QUEM NASCEU PRIMEIRO...


O uso da língua pode apresentar-se na forma de linguagem falada; nesse caso, tem uma finalidade prática que é a comunicação imediata e objetiva. Pode ainda dirigir-se a uma finalidade estética, tanto no caso da prosa literária, como no da poesia.

A prosa literária é expressão do não eu ou do objeto; ela é, a priori, denotativo-conotativa. Crônica, conto, novela, romance, pertencem á categoria de prosa literária.

A poesia é a expressão do eu na realidade interior e é predominantemente conotativa. Na prática, nem sempre é fácil distinguir entre poesia e prosa.

O poema em versos brancos é aquele em que não há o emprego de rimas no final dos versos; no poema em versos livres não se utilizam versos com a mesma métrica. Já o poema de forma livre apresenta uma combinação desses dois elementos: não utiliza rimas nos finais dos versos e não apresenta versos isométricos.

O poema de forma fixa pode apresenta-se em versos brancos, porém com isometria (caso das sextinas entre outros), mas a grande maioria dos poemas de forma fixa segue esquemas de rima e de metro.

No caso de prosa poética temos uma obra em prosa, onde há presença de soluções poéticas. Há casos em que, pela força desses recursos, é difícil fazer uma distinção. Tem extensão breve como a maioria dos poemas. O poema em prosa trata da matéria poética, mas faz uso da disposição gráfica da prosa. O ritmo segue recebe mais atenção do que a sintaxe, e pode haver simetria entre as frases.
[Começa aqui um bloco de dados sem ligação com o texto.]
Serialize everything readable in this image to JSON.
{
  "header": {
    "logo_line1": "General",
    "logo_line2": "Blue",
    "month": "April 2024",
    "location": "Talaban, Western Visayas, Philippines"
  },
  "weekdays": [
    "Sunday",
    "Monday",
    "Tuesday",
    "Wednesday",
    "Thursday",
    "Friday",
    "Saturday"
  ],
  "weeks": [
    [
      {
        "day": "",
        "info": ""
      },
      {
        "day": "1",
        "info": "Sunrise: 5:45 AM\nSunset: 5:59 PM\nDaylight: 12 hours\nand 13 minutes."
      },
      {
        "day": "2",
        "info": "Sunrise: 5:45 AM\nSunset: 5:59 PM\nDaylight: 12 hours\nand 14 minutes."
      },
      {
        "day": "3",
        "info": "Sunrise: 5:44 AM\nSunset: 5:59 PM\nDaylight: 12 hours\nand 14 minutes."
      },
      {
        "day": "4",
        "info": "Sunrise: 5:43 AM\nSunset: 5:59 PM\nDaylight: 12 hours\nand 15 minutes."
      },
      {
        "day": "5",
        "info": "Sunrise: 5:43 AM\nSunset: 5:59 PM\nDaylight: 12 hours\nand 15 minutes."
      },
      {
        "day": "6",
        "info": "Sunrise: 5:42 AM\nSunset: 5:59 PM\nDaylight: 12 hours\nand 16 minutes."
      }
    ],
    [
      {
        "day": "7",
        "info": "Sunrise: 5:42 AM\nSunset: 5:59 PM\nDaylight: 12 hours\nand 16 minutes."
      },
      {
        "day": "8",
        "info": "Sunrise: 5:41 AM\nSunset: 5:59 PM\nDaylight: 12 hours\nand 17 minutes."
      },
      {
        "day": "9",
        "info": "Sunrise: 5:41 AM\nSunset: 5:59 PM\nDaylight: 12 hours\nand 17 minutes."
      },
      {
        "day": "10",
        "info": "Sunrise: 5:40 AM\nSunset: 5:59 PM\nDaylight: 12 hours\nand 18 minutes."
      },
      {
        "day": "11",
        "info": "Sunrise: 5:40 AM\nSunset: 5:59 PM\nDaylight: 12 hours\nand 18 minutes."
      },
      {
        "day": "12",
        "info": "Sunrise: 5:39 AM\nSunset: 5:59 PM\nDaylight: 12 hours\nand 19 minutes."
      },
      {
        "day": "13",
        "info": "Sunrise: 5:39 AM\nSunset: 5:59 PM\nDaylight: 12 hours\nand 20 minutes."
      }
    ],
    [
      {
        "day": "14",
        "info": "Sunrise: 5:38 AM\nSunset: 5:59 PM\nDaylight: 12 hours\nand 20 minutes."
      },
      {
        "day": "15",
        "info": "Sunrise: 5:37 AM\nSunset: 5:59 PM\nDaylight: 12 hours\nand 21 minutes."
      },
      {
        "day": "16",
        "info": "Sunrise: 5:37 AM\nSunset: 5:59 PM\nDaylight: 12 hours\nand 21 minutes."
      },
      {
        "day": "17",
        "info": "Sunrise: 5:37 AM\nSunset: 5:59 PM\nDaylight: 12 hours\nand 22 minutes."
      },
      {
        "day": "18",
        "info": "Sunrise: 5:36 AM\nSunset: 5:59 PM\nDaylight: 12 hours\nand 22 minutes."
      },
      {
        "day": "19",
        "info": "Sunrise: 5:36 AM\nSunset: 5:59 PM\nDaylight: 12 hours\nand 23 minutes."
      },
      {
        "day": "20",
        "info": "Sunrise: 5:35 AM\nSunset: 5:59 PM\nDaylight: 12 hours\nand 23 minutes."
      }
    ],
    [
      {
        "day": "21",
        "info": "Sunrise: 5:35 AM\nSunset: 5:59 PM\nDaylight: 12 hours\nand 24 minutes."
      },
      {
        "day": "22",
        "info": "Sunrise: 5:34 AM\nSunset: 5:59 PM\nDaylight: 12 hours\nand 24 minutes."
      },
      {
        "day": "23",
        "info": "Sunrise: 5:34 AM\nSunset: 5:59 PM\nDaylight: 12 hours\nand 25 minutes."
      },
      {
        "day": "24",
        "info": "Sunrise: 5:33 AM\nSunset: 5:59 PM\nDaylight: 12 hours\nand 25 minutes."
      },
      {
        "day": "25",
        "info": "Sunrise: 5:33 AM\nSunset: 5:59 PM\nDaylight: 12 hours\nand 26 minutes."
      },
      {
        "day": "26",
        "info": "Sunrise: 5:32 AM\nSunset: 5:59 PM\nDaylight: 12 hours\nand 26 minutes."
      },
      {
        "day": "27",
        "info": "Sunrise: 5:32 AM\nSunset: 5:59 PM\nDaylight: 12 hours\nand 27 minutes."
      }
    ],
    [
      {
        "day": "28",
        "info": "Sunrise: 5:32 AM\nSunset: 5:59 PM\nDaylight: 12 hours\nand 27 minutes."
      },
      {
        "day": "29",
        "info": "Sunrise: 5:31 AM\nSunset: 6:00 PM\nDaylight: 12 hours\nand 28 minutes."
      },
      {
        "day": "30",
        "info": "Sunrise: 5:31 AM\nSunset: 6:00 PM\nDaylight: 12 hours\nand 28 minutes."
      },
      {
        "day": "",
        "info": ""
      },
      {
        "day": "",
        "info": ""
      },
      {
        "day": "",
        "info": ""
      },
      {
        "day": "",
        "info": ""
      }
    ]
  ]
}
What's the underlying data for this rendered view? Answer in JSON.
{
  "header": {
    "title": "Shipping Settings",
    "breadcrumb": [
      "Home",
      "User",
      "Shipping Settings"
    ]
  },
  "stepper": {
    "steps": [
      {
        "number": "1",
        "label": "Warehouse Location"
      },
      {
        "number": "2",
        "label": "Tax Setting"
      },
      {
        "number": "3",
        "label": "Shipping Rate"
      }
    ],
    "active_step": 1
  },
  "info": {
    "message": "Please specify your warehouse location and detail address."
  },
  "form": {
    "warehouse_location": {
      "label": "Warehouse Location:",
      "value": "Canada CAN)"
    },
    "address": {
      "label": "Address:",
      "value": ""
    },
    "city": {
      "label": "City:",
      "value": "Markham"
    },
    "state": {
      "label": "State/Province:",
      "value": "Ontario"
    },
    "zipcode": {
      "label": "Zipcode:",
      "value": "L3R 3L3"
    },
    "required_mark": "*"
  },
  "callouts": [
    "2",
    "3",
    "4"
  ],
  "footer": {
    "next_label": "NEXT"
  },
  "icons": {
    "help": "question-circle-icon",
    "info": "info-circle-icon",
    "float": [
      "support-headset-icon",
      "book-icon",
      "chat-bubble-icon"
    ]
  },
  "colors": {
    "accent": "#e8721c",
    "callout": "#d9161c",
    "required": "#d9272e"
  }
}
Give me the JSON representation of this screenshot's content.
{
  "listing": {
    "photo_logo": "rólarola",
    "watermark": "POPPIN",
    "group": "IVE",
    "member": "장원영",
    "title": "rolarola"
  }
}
Apenas um dos acoplamentos (fônico ou semântico) é necessário (embora existam outras ocorrências), para conduzir à unidade do poema. Sob essa ótica, onde há acoplamento semântico e apenas semântico, existe poesia.

Diante disso, poderíamos inferir que, por parte de autor, existe uma técnica subjacente na composição dos versos livres; o poema é construído pela utilização do processo de imbricar componentes semânticos independentes em componentes posicionais independentes, repetidas vezes. Dessa forma, o leitor depara-se com vários acoplamentos de mesma espécie, que criam paralelismos os quais, por sua vez, lhe permitem identificar a estrutura poética do texto. Essa poderia ser a razão pela qual, nos poemas em versos livres, a reiteração está mais presente do que nos poemas de forma fixa. A relação entre esses paralelismos é estabelecida pela referência extralinguística, configurando uma estrutura importante para a poesia. Apresento essa idéia porque creio que pode tratar-se da técnica para a elaboração de versos livres.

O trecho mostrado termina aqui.